All dies sind Fragen, die beantwortet werden müssen. All dies sind Indizien, die darauf hinweisen, dass wir nicht sicher sein können. Wir können nicht sicher sein, dass es bei der Hilfsbereitschaft, die wir derzeit durch Hunderttausende von Menschen erleben – es ist ja genannt worden –, auch bleibt; diese Hilfsbereitschaft schätzen wir, und mit ihr können wir uns auch ein Stück weit sicher fühlen, und wir können und müssen uns dafür bedanken. Wir müssen uns aber schon auch mit der Frage befassen: Wie und auch mit welchen staatlichen Maßnahmen kann es gelingen, dieses so wichtige Engagement dauerhaft zu erhalten?
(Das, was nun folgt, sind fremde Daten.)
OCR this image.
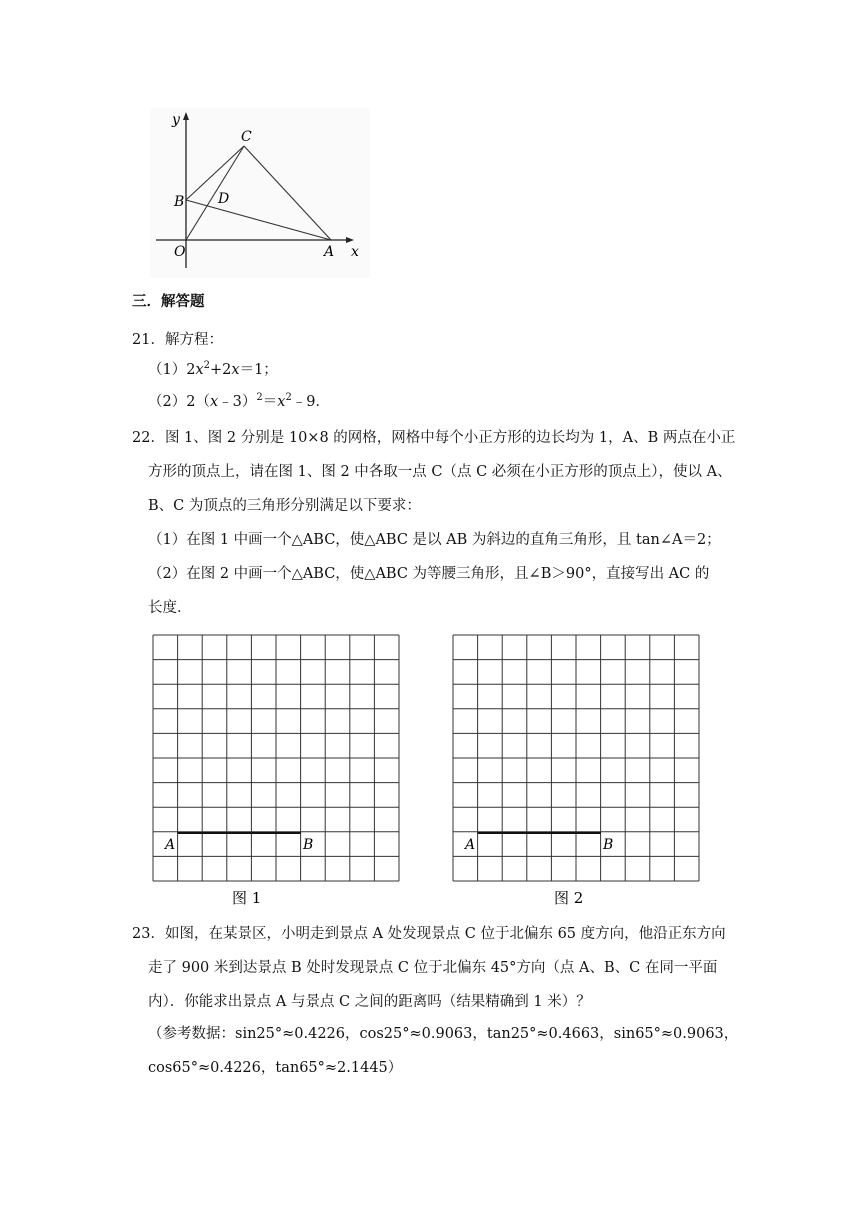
y
x
C
B D
O	A
三．解答题
21．解方程：
$(1)2x^2+2x=1$；
$(2)2(x﹣3)^2=x^2﹣9$．
22．图 1、图 2 分别是 10×8 的网格，网格中每个小正方形的边长均为 1，A、B 两点在小正
方形的顶点上，请在图 1、图 2 中各取一点 C（点 C 必须在小正方形的顶点上），使以 A、
B、C 为顶点的三角形分别满足以下要求：
（1）在图 1 中画一个△ABC，使△ABC 是以 AB 为斜边的直角三角形，且 tan∠A＝2；
（2）在图 2 中画一个△ABC，使△ABC 为等腰三角形，且∠B＞90°，直接写出 AC 的
长度．
A	B
图 1
A	B
图 2
23．如图，在某景区，小明走到景点 A 处发现景点 C 位于北偏东 65 度方向，他沿正东方向
走了 900 米到达景点 B 处时发现景点 C 位于北偏东 45°方向（点 A、B、C 在同一平面
内）．你能求出景点 A 与景点 C 之间的距离吗（结果精确到 1 米）？
（参考数据：sin25°≈0.4226，cos25°≈0.9063，tan25°≈0.4663，sin65°≈0.9063，
cos65°≈0.4226，tan65°≈2.1445）
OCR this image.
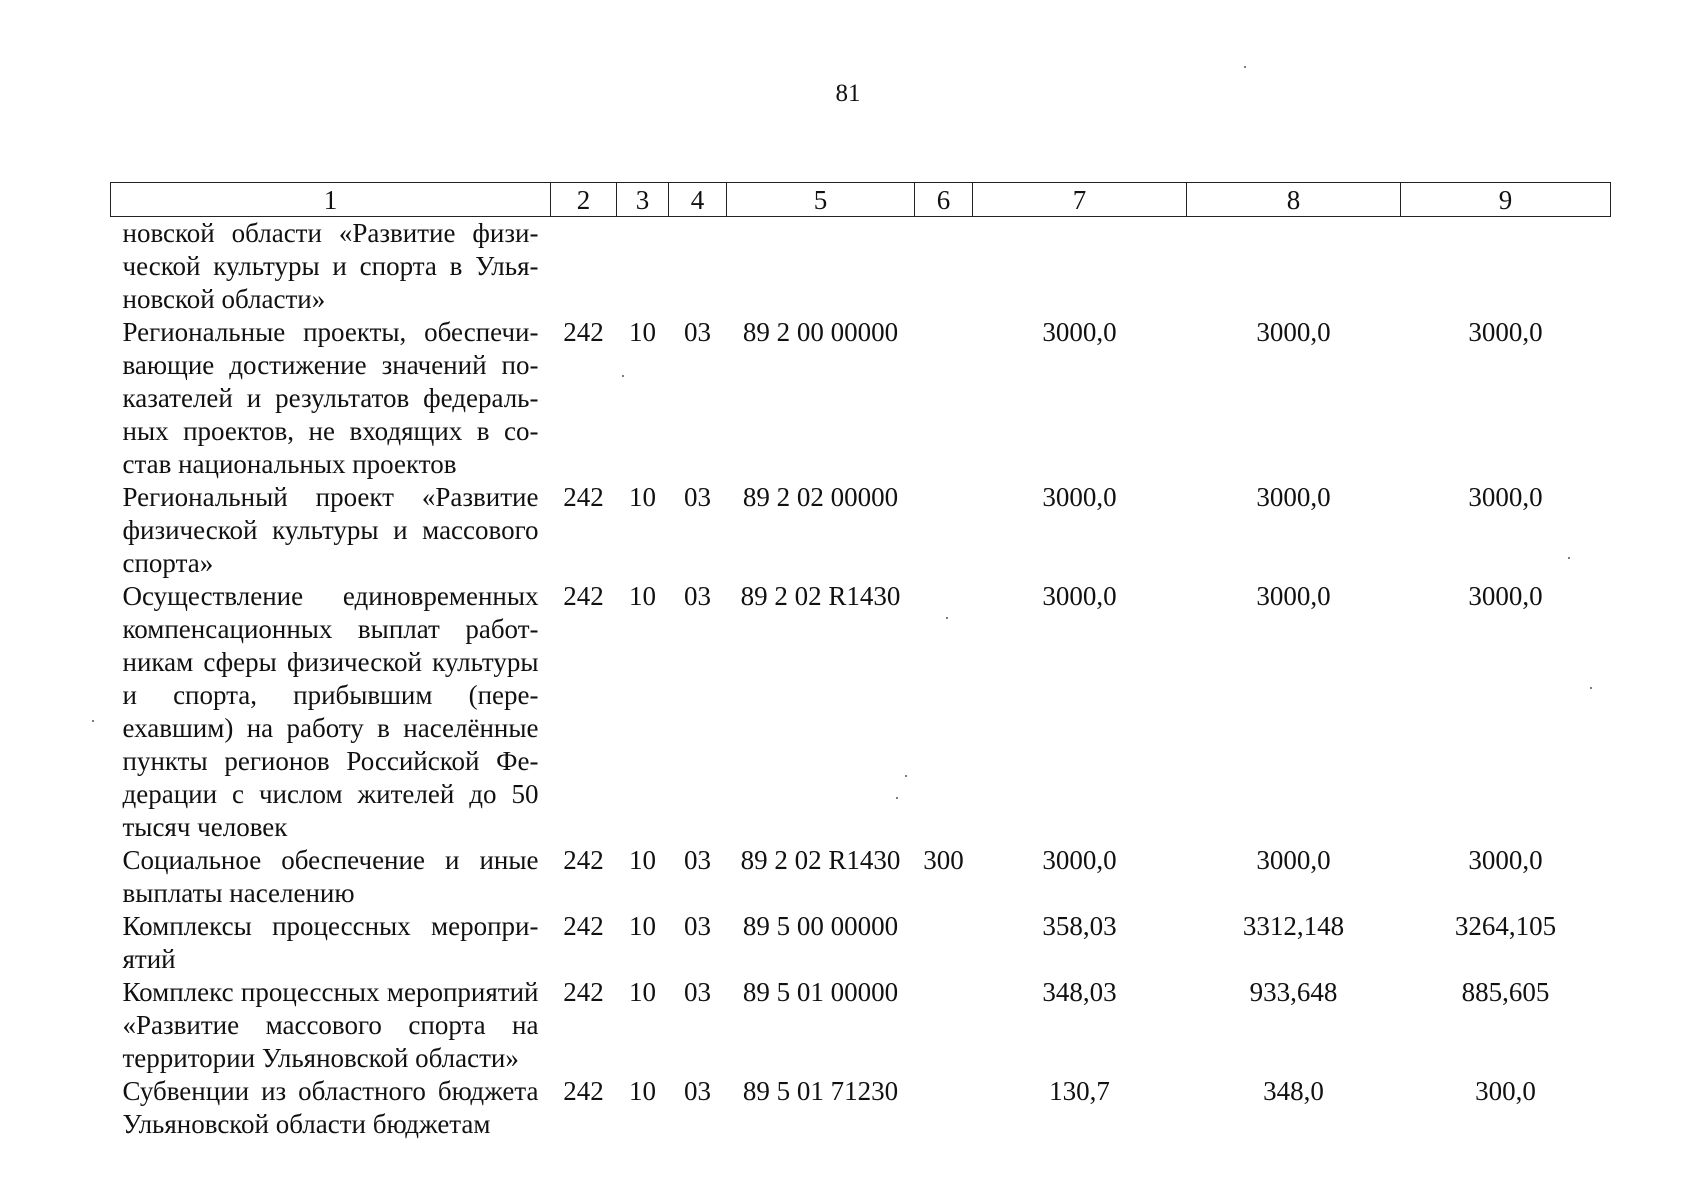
81
1	2	3	4	5	6	7	8	9
новской области «Развитие физической культуры и спорта в Ульяновской области»								
Региональные проекты, обеспечивающие достижение значений показателей и результатов федеральных проектов, не входящих в состав национальных проектов	242	10	03	89 2 00 00000		3000,0	3000,0	3000,0
Региональный проект «Развитие физической культуры и массового спорта»	242	10	03	89 2 02 00000		3000,0	3000,0	3000,0
Осуществление единовременных компенсационных выплат работникам сферы физической культуры и спорта, прибывшим (переехавшим) на работу в населённые пункты регионов Российской Федерации с числом жителей до 50 тысяч человек	242	10	03	89 2 02 R1430		3000,0	3000,0	3000,0
Социальное обеспечение и иные выплаты населению	242	10	03	89 2 02 R1430	300	3000,0	3000,0	3000,0
Комплексы процессных мероприятий	242	10	03	89 5 00 00000		358,03	3312,148	3264,105
Комплекс процессных мероприятий «Развитие массового спорта на территории Ульяновской области»	242	10	03	89 5 01 00000		348,03	933,648	885,605
Субвенции из областного бюджета Ульяновской области бюджетам	242	10	03	89 5 01 71230		130,7	348,0	300,0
Wir haben es in der Corona-Zeit erlebt, und Kollege Hanisch hat es noch einmal in Erinnerung gebracht: Bei den Naturkatastrophen der letzten Tage, bei den täglich vorkommenden Einzelfällen, bei denen Menschen verunglücken, überall da sind die Rettungskräfte sehr schnell vor Ort. In aller Regel sind es auch Ehrenamtler.

Was ist an Maßnahmen veranlasst und notwendig? – Ich will nur ein paar ganz kurz aufzählen. Das sind natürlich gute Arbeitsbedingungen, gute Gerätschaften, die zur Verfügung stehen müssen, und eine gute Ausbildung. Vielfach, in allen möglichen Bereichen, müssen wir auch mehr digital machen. Die Anerkennungskultur ist angesprochen worden, von der Ehrung im Einzelfall über die Ehrenamtskarte bis hin zu vielerlei Dingen mehr. Wir müssen für die Ehrenamtler aber auch die Bürokratie in den Griff bekommen. Ich will gar nicht von Abbau reden, aber zumindest sollte es Bürokratiekontrolle und eine Unterstützung bei der Bewältigung all der vielfältigen Vorgaben geben, die auch im Ehrenamt zu beachten sind. Auch das Stichwort "Weiteres Ausrollen von Ehrenamtsagenturen" ist wichtig. Den Ehrenamtlichen nicht bürokratische Hemmnisse mit auf den Weg zu geben, ist ein weiterer Aspekt.

Insgesamt dürfen wir uns auch nicht nur damit befassen, wie wir die Menschen, die sich ehrenamtlich engagieren, würdigen, ehren und sie sozusagen weiter motivieren. Sondern es bedarf auch der Befassung mit der Frage, wie wir das Potenzial der zwei Drittel, die sich eben nicht ehrenamtlich engagieren, noch ein Stück weit heben können. Da ist alle Anstrengung bei Alt und Jung, sicherlich auch in den Gruppen mit Migrationshintergrund notwendig. Beim Stichwort Feuerwehren müssen wir auch über die Frage reden, ob wir Frauen noch zusätzlich gewinnen können.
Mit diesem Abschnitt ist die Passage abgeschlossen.